While the technology that underpins web services is mostly standard (HTTP, JSON, XML etc), there are few standards that dictate the functionality of the actual web service APIs. As an example, despite the fact that Twitter and Facebook share a lot of functionality, that functionality is exposed through interfaces that have very little in common. For developers this means developing an application that does something as simple as “post a message” involves learning two separate APIs.
YQL is a service from Yahoo that implements a SQL like language for accessing web services. This provides a consistent way to access not only Yahoo services, but also any number of third party services as well. Until now YQL has existed side by side with the traditional REST style APIs, but in a recent post covering some changes to their Music API, Yahoo indicated that they will be leveraging YQL more aggressively:
With YQL, you simply click on an example and you’ll see the return data in the YQL console. Using the console, you can easily see the other data the YQL Data Table offers, change your query, and quickly learn how to use the service. In fact, we think it’s so easy that reading the documentation is no longer essential.

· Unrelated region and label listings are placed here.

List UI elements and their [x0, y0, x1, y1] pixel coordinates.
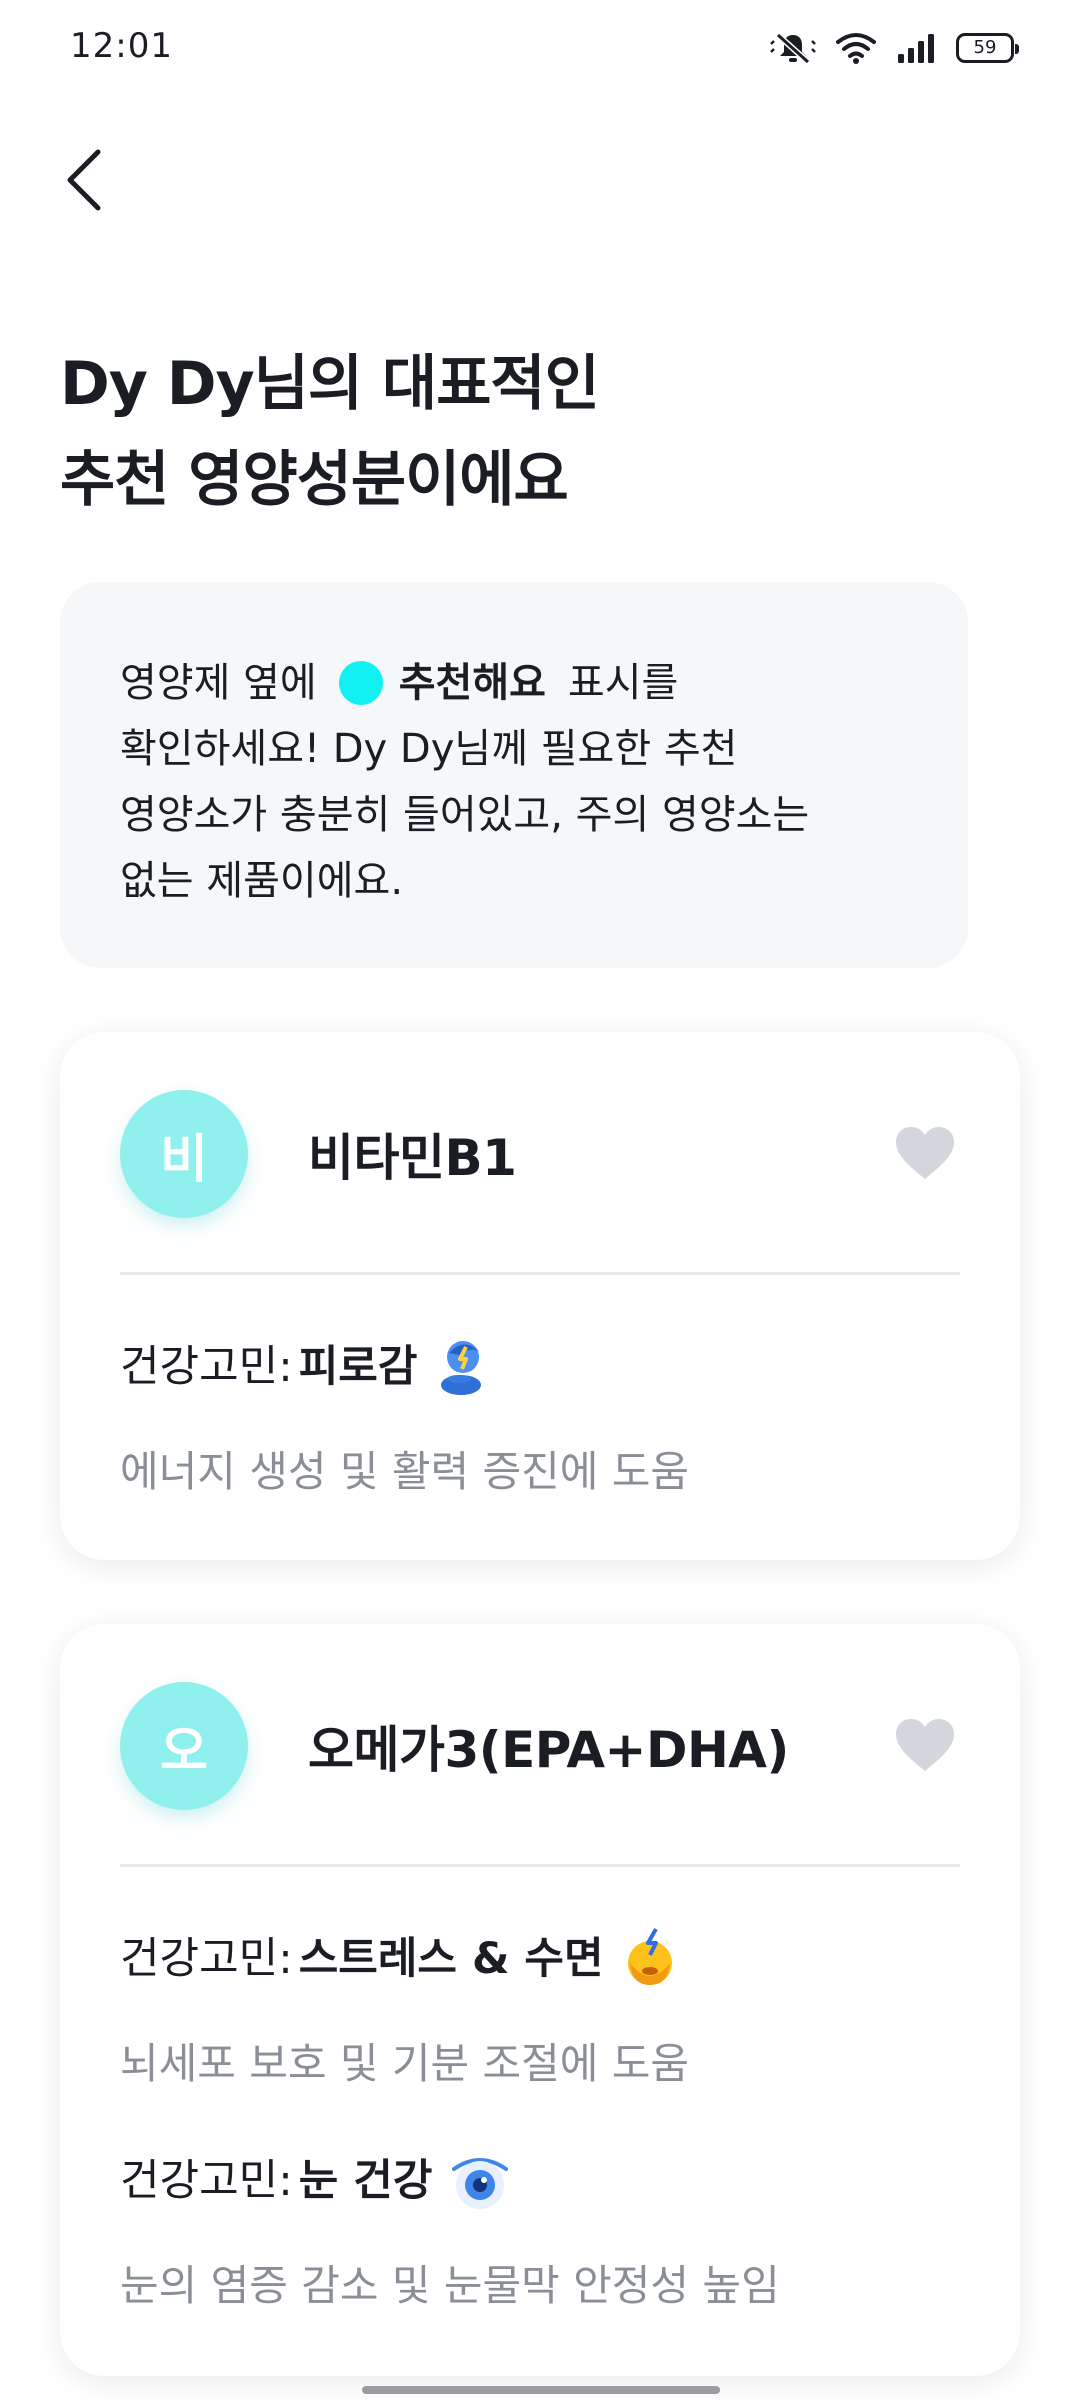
recommend-dot-icon — [338, 661, 383, 705]
health-concern-value: 눈 건강 — [298, 2156, 433, 2206]
recommend-badge-label: 추천해요 — [398, 660, 546, 706]
nutrient-avatar: 오 — [120, 1682, 248, 1810]
health-concern: 건강고민: 스트레스 & 수면 — [120, 1924, 678, 1986]
mute-icon — [770, 31, 816, 65]
health-concern: 건강고민: 피로감 — [120, 1332, 491, 1395]
info-text: 영양제 옆에 추천해요 표시를 확인하세요! Dy Dy님께 필요한 추천 영양… — [120, 650, 908, 914]
info-line-4: 없는 제품이에요. — [120, 858, 404, 904]
status-time: 12:01 — [70, 26, 173, 66]
info-line-1-before: 영양제 옆에 — [120, 660, 317, 706]
nutrient-card-header: 오 오메가3(EPA+DHA) — [120, 1682, 960, 1810]
heart-icon — [894, 1717, 956, 1777]
status-bar: 12:01 59 — [0, 0, 1080, 96]
nutrient-card[interactable]: 비 비타민B1 건강고민: 피로감 에너지 생성 및 활력 증진에 도움 — [60, 1032, 1020, 1560]
home-indicator[interactable] — [362, 2386, 720, 2394]
health-concern-value: 피로감 — [298, 1342, 418, 1392]
status-icons: 59 — [770, 28, 1019, 68]
health-concern-prefix: 건강고민: — [120, 1342, 293, 1392]
health-concern-prefix: 건강고민: — [120, 2156, 293, 2206]
battery-icon: 59 — [956, 33, 1019, 63]
health-concern-value: 스트레스 & 수면 — [298, 1934, 604, 1984]
chevron-left-icon — [64, 148, 104, 216]
nutrient-name: 오메가3(EPA+DHA) — [308, 1721, 789, 1779]
back-button[interactable] — [44, 132, 124, 232]
info-line-1: 영양제 옆에 추천해요 표시를 — [120, 650, 908, 716]
health-concern-description: 에너지 생성 및 활력 증진에 도움 — [120, 1447, 690, 1496]
nutrient-card[interactable]: 오 오메가3(EPA+DHA) 건강고민: 스트레스 & 수면 뇌세포 보호 및… — [60, 1624, 1020, 2376]
health-concern: 건강고민: 눈 건강 — [120, 2146, 509, 2209]
page-title: Dy Dy님의 대표적인 추천 영양성분이에요 — [60, 336, 1020, 528]
nutrient-name: 비타민B1 — [308, 1129, 517, 1187]
battery-level: 59 — [973, 37, 997, 58]
heart-icon — [894, 1125, 956, 1185]
nutrient-avatar: 비 — [120, 1090, 248, 1218]
favorite-button[interactable] — [890, 1712, 960, 1782]
page-title-line-2: 추천 영양성분이에요 — [60, 445, 569, 515]
tired-person-icon — [435, 1335, 491, 1395]
divider — [120, 1272, 960, 1275]
health-concern-prefix: 건강고민: — [120, 1934, 293, 1984]
info-line-1-after: 표시를 — [567, 660, 679, 706]
health-concern-description: 뇌세포 보호 및 기분 조절에 도움 — [120, 2039, 690, 2088]
page-title-line-1: Dy Dy님의 대표적인 — [60, 349, 600, 419]
info-line-2: 확인하세요! Dy Dy님께 필요한 추천 — [120, 726, 738, 772]
stressed-face-icon — [622, 1927, 678, 1985]
info-box: 영양제 옆에 추천해요 표시를 확인하세요! Dy Dy님께 필요한 추천 영양… — [60, 582, 968, 968]
eye-icon — [450, 2149, 509, 2209]
nutrient-card-header: 비 비타민B1 — [120, 1090, 960, 1218]
signal-icon — [896, 32, 936, 64]
health-concern-description: 눈의 염증 감소 및 눈물막 안정성 높임 — [120, 2261, 780, 2310]
wifi-icon — [836, 32, 876, 64]
divider — [120, 1864, 960, 1867]
favorite-button[interactable] — [890, 1120, 960, 1190]
info-line-3: 영양소가 충분히 들어있고, 주의 영양소는 — [120, 792, 810, 838]
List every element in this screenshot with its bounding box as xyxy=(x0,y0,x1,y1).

And this change isn’t just for Music. YQL will soon become the primary way to access all Yahoo! data services.
There are YQL Data Tables for nearly all Yahoo! services. So, over the next few weeks, we will be converting all service pages to this new YQL-based design. We are currently working on new pages for Updates, Contacts, Answers, BOSS and Delicious, with others to follow.
This move should generally prove useful for developers, who not only get a standardized interface, but who can also test a lot of queries without having to write any code using the YQL Console. YQL also offers some advanced features like Execute definitions, which were highlighted in one of our previous posts on YQL.